Alongside his full-time employment, he unselfishly and, on a voluntary basis, shared his time and expertise with a number of scientific organisations. He was a committed voluntary officer of the Royal Dublin Society which he joined in 1982, serving on the Council for Science and Industrial Applications, the Board of Management, and later Chairperson of the RDS Committee of Science and Technology. He was a most active member of the Institute of Biology of Ireland and, with others, he pioneered the Biology for Today series of seminars aimed at final year students in second level schools. He served as President of the Institute of Biology of Ireland, and in 1989 he was awarded a Fellowship of that organisation. Other academic roles undertaken by Dr O’Rourke include Clerk of Convocation of the National University of Ireland, extern examiner to a number of Regional Technical Colleges and a committee member of the Royal Irish Academy.
Con had a private pilot’s licence. This he achieved while working with Teagasc. He was an early pioneer of adding aerial photographs to the ongoing research with Teagasc. Those who worked with him would describe how, through an open cockpit of a small plane, he would photograph crops while steering the plane with his knees. He is also reputed to have, in 2000, flown a three-seater plane to the Scottish islands of Barra and Tiree in search of the plant, Morning Glory (Calystegia soldanella (syn. Convolvulus soldanella). This is a species of bindweed, but also known as “The Prince’s Flower”, a title attributed to Prince Charles Edward Stuart (Bonnie Prince Charlie) who sowed it on the Scottish island of Eriskay when he landed there in 1745 to lead the Jacobite rising. It is alleged that Con had a conviction (true or false), that this plant linked Mo Ghile Mear (Bonnie Prince Charlie) to Ireland.
Con had a great love of the Irish culture, its language, folklore and the wild natural environment. He was a fluent Irish speaker. This interest brought him as a regular visitor to the Aran Islands, in particular Inis Meáin. There he conducted on a voluntary basis nature courses through Irish for trainee teachers, tourists and the general public. I was fortunate to be among a group of Institute of Biology of Ireland members who visited Inis Meáin with Con over the weekend of June 12th to 14th 2014. His enthusiasm and inspirational approach to sharing his knowledge was indeed infectious and avidly displayed from the moment we set foot on the island. Since he was well known on the island, both he and the party that he was leading were given a Céad mile Fáilte. From then onwards and in a natural organic way we explored the cultural heritage and the natural environment of the island.
The dedication, integrity and enthusiasm of the man were such that I remember clearly his search by moonlight for an island-elusive plant, Astragalus danicus (purple milk vetch) that he had found a number of years previously. His satisfaction when he found it again was clearly palpable. The memory of this dedicated and committed scientist at work will remain deeply ingrained in me for a very long time. Just like my personal experience, he had inspired the many future generations of scientists, and those members of the public at large that he encountered through his passionate work not only in Biology and the Ecological sciences, but also with his knowledge and love of the island culture and heritage.

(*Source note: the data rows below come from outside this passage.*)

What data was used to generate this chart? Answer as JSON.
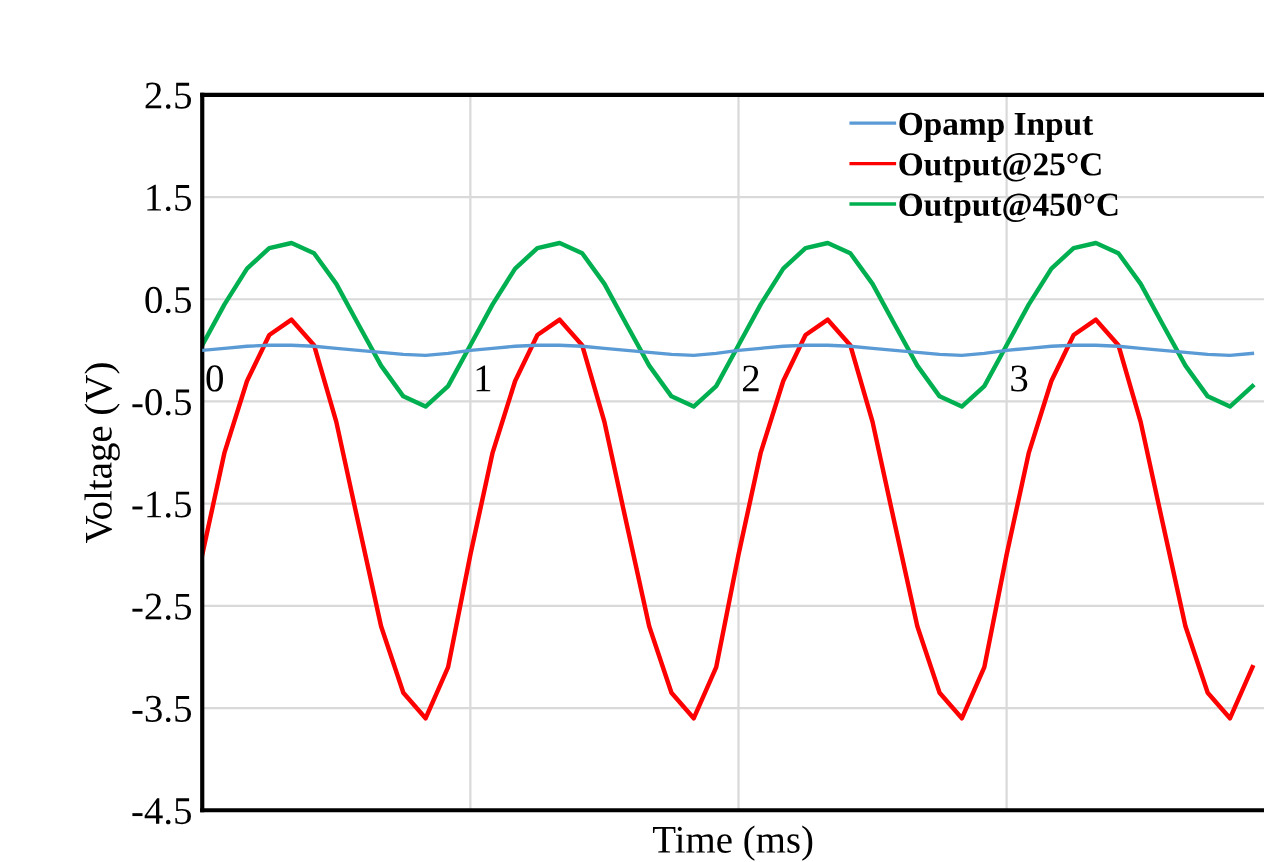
{
  "chart_data": {
    "type": "line",
    "xlabel": "Time (ms)",
    "ylabel": "Voltage (V)",
    "x": [
      0,
      0.083,
      0.167,
      0.25,
      0.333,
      0.417,
      0.5,
      0.583,
      0.667,
      0.75,
      0.833,
      0.917,
      1,
      1.083,
      1.167,
      1.25,
      1.333,
      1.417,
      1.5,
      1.583,
      1.667,
      1.75,
      1.833,
      1.917,
      2,
      2.083,
      2.167,
      2.25,
      2.333,
      2.417,
      2.5,
      2.583,
      2.667,
      2.75,
      2.833,
      2.917,
      3,
      3.083,
      3.167,
      3.25,
      3.333,
      3.417,
      3.5,
      3.583,
      3.667,
      3.75,
      3.833,
      3.917
    ],
    "series": [
      {
        "name": "Opamp Input",
        "color": "#5b9bd5",
        "values": [
          0.0,
          0.02,
          0.04,
          0.05,
          0.05,
          0.04,
          0.02,
          0.0,
          -0.02,
          -0.04,
          -0.05,
          -0.03,
          0.0,
          0.02,
          0.04,
          0.05,
          0.05,
          0.04,
          0.02,
          0.0,
          -0.02,
          -0.04,
          -0.05,
          -0.03,
          0.0,
          0.02,
          0.04,
          0.05,
          0.05,
          0.04,
          0.02,
          0.0,
          -0.02,
          -0.04,
          -0.05,
          -0.03,
          0.0,
          0.02,
          0.04,
          0.05,
          0.05,
          0.04,
          0.02,
          0.0,
          -0.02,
          -0.04,
          -0.05,
          -0.03
        ]
      },
      {
        "name": "Output@25°C",
        "color": "#ff0000",
        "values": [
          -2.0,
          -1.0,
          -0.3,
          0.15,
          0.3,
          0.05,
          -0.7,
          -1.7,
          -2.7,
          -3.35,
          -3.6,
          -3.1,
          -2.0,
          -1.0,
          -0.3,
          0.15,
          0.3,
          0.05,
          -0.7,
          -1.7,
          -2.7,
          -3.35,
          -3.6,
          -3.1,
          -2.0,
          -1.0,
          -0.3,
          0.15,
          0.3,
          0.05,
          -0.7,
          -1.7,
          -2.7,
          -3.35,
          -3.6,
          -3.1,
          -2.0,
          -1.0,
          -0.3,
          0.15,
          0.3,
          0.05,
          -0.7,
          -1.7,
          -2.7,
          -3.35,
          -3.6,
          -3.1
        ]
      },
      {
        "name": "Output@450°C",
        "color": "#00b050",
        "values": [
          0.05,
          0.45,
          0.8,
          1.0,
          1.05,
          0.95,
          0.65,
          0.25,
          -0.15,
          -0.45,
          -0.55,
          -0.35,
          0.05,
          0.45,
          0.8,
          1.0,
          1.05,
          0.95,
          0.65,
          0.25,
          -0.15,
          -0.45,
          -0.55,
          -0.35,
          0.05,
          0.45,
          0.8,
          1.0,
          1.05,
          0.95,
          0.65,
          0.25,
          -0.15,
          -0.45,
          -0.55,
          -0.35,
          0.05,
          0.45,
          0.8,
          1.0,
          1.05,
          0.95,
          0.65,
          0.25,
          -0.15,
          -0.45,
          -0.55,
          -0.35
        ]
      }
    ],
    "xlim": [
      0,
      3.96
    ],
    "xticks": [
      0,
      1,
      2,
      3
    ],
    "ylim": [
      -4.5,
      2.5
    ],
    "yticks": [
      -4.5,
      -3.5,
      -2.5,
      -1.5,
      -0.5,
      0.5,
      1.5,
      2.5
    ],
    "grid": true,
    "legend": "top right",
    "marker": "none",
    "line_style": "solid"
  }
}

I also remember on that weekend sitting in Synge’s chair, visiting Teach Synge and museum and imbibing the beauty of the craftsmanship of the Harry Clarke studio window in the Church of our Lady and St John.
He always worked to promote awareness of the uniqueness of the Aran Islands and this interest culminated in the publications of A Nature Guide to the Aran Islands and Dúlra Oileáin Árann.
He is sadly missed by his loving wife Anne, daughters Niamh and Maeve and son Brían, his extended family and his many friends. Ar Dheis Dé go raibh a h-anam dílis.